Kalla mengatakan rehabilitasi harus dilakukan untuk mengembalikan fungsi hutan. "Saya yakin ongkos rehabilitasinya jauh lebih mahal daripada manfaat sebelumnya dari pembabatan hutan itu," kata Kalla. Namun dia juga menegaskan, kesalahan dalam pengelolaan hutan itu menjadi kesalahan bersama, termasuk negara-negara lain, yang menikmati hasil produk kayu. Karena itu, di beberapa seminar, kata Kalla, dia selalu mengatakan kesalahan ini juga melibatkan negara-negara lain, sehingga mereka membayar dengan carbon pricing.
Berbagai upaya rehabilitasi hutan dilakukan pemerintah melalui reboisasi, penghijauan melalui gerakan 1 juta hektare, 1 miliar pohon, juga perbaikan lingkungan dan pengelolaan sampah. Pelestarian lingkungan juga dilakukan dengan membatasi penggunaan kantong plastik dan sertifikasi kayu. "Semua itu program-program yang harus dijalankan secara bersamaan untuk kesejahteraan kita, untuk kualitas hidup kita semua," kata Kalla.

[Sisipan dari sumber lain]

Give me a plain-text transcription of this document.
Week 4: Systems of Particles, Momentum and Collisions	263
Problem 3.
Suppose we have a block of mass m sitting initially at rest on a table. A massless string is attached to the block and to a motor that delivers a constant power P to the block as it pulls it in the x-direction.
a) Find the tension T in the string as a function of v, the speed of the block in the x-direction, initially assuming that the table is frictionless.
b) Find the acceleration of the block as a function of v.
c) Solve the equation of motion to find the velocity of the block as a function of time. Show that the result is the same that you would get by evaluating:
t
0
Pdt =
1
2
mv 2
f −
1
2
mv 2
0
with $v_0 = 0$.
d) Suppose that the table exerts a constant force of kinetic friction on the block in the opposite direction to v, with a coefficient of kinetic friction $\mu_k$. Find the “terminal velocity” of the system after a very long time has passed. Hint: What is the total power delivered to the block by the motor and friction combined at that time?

Pekan Lingkungan Hidup Kehutanan ke-20 merupakan bagian dari peringatan Hari Lingkungan Hidup Sedunia yang jatuh pada 5 Juni. Menteri Kehutanan dan Lingkungan Hidup Siti Nurbaya mengatakan tema yang diambil pada tahun ini adalah “Selamatkan Tumbuhan dan Satwa Liar untuk Kehidupan”. Tema itu sejalan dengan tema yang ditetapkan United Nations Environment Programme, yaitu Go Wild for Life.
Siti mengatakan tema tersebut dipilih untuk mendorong masyarakat lebih peduli dalam melawan dan mencegah semua bentuk kejahatan terhadap tumbuhan dan satwa liar. "Tema tersebut juga diharapkan menjadi kekuatan inspiratif bagi setiap individu, yang secara kolektif akan menjadi kekuatan besar dalam melakukan perubahan kehidupan di dunia, sebagai penyeimbang siklus karbon, menjaga regenerasi hutan, dan sebagai penyeimbang ekosistem kehidupan," kata Siti.